The apparent “poverty” of the prophets–how they don’t fit our ideas about what goldly folk look like–is the very means by which the word of the Lord is made richly known. The prophets’ apparent weakness is the source of God’s power and blessing working in and through their herdsman hands. Prophets are simply those whose lives have been stopped, stilled, turned, opened, and ushered into grateful reception of the lavish grace of God showered upon all. Prophets are those who from that stilled place–not the earthquake, not the fire, not the wind–respond in thought, word, and deed from the experienced reality of a spiritually-infused universe in which all things are gathered up in Christ.

This is what imbues both Amos and John with a kind of unshakeable courage that simply cannot be cooked up by human means. They know–in experiential and non-conceptual encounter with the Living God in prayer, scripture and sacrament–that no ruler, bratty belly-dancing daughter, conniving mother,  prison cell, or even the henchman’s sword, can separate any of God’s chosen, adopted, heired, and inheriting children from the love of God in Christ through the Holy Spirit. You can’t bind John the Baptist. You can’t simply lop off his noggin and pretend to get back to business as usual. Amos and John both know in their very bones what each of us is called to know in our very bones. Listen to Paul’s words from his Second Letter to the Corinthians: “We are treated as impostors, and yet are true; as unknown, and yet are well known; as dying, and see--we are alive; as punished, and yet not killed; as sorrowful, yet always rejoicing; as poor, yet making many rich; as having nothing, and yet possessing everything.” That firm foundation is who we come to know in Christ, who was and is and is to come.

It’s easy to think of prophets like Amos and John as freaks of nature with special abilities and then just throw in the towel. Little do we realize that the same spirit that animated their witness and ministry, is at work in our midst, feeding, healing, prompting witness to the last, the lost, the least, and the left behind and calling forth new and merciful social arrangements of what Bonhoeffer calls our “life together.” What is the way to this peace that passes understanding? Where are we to find the temple after it's been razed? After all the tables have been turned over what/who remains?

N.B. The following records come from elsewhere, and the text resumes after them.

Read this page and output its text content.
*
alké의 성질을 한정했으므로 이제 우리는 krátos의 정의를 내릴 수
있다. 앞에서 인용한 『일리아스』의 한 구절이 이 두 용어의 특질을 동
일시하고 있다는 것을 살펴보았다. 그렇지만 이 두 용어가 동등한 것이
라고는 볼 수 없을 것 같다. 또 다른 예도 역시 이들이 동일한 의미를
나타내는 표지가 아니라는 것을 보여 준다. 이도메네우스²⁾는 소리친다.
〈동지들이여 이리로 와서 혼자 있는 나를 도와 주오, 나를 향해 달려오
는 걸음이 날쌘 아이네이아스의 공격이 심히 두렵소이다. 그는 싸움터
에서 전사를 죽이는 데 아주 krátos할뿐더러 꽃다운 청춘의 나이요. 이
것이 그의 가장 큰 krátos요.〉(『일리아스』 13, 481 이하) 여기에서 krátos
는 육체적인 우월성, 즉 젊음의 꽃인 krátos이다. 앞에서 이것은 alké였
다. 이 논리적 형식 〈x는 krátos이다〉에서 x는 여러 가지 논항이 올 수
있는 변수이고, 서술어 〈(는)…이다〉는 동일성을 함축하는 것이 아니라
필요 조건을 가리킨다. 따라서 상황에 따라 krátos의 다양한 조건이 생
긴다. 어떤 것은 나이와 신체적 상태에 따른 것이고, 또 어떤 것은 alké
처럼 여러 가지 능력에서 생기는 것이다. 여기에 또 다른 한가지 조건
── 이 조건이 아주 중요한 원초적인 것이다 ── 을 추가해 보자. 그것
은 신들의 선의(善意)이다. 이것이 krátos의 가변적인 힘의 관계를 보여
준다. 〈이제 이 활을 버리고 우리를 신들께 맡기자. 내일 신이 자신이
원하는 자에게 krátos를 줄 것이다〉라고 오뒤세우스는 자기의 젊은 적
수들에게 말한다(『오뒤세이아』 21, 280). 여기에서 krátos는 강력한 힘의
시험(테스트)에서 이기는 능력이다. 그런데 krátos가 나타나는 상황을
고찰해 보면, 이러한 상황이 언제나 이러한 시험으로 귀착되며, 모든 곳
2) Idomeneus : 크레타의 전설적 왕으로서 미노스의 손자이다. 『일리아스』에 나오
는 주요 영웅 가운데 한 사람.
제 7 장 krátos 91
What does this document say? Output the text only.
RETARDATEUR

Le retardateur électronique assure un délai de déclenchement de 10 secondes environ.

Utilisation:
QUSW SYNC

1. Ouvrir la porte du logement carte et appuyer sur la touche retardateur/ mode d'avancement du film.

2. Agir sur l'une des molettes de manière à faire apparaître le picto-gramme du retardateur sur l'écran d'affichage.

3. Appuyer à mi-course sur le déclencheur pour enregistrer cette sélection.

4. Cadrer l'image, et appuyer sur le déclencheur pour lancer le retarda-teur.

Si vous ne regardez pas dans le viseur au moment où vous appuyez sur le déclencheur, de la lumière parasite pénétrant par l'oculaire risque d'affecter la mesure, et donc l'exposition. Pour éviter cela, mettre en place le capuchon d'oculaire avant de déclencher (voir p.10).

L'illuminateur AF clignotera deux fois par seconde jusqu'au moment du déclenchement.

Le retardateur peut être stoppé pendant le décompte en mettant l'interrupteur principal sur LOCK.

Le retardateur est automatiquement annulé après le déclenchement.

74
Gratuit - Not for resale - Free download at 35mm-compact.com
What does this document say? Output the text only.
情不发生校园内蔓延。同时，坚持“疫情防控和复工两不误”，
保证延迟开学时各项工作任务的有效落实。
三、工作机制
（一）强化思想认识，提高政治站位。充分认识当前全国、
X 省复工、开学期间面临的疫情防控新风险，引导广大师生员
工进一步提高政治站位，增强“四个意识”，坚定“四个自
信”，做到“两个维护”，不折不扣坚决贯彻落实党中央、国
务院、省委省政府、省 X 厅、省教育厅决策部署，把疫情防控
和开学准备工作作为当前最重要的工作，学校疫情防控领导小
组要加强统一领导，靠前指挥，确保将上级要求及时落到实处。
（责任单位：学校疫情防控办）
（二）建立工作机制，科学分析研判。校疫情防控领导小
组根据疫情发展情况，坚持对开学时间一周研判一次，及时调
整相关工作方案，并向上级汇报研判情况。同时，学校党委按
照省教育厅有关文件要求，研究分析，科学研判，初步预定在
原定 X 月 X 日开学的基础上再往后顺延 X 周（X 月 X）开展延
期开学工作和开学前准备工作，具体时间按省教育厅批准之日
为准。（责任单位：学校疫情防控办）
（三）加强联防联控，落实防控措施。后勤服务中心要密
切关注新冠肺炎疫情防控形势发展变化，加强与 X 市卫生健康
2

Can you show me the way to the temple not made with hands? In the midst of all the chances and changes of this world, where, in whom, is the stability to navigate this thing we call human life with a modicum of grace to be found? Having the right thoughts about God between our ears? Performing our way to holiness through good deeds that are mostly about ourselves and fulfilling our unmet needs? If it’s not what we know and not what we do, what is it?

This peace–that can’t be bound, that can’t be silenced, whose head cannot be severed and that even a state execution on a cross outside the city walls cannot destroy–is to be found in relationship, transformative, experiential encounter with the Living God–seeking God where God wills to be found–in our humble, understated Anglican habit of putting ourselves in the way of love, of remembering who and whose we are through fidelity to daily prayer, scripture, Eucharist, and serving others. Keep it simple. Come undone in love. Be plumbed by love. Let yourself be loved into loving others until there’s just love. And don’t be surprised if what comes out of your mouth ruffles a few kingly feathers and you find justice rolling down, righteousness streaming forth hiddenly from your sycamore dresser’s hands… you who know better than anyone that you are neither a prophet nor a prophet’s child. 

Maybe Gary Snyder put it best in a little poem he wrote while living 15 years in in Japan: 

You be Bosatsu

I’ll be the taxi driver

driving you home. 

At once very Japanese and very Anglican! You be the fancy pants spiritual athlete doing it all perfectly. You be the fine-toothed comb theological finagler. You be the flashy embodiment of wisdom and compassion. That’s all a little rich for my blood. Me? I’ll make sure you get home safe, to the praise of His glory. Amen.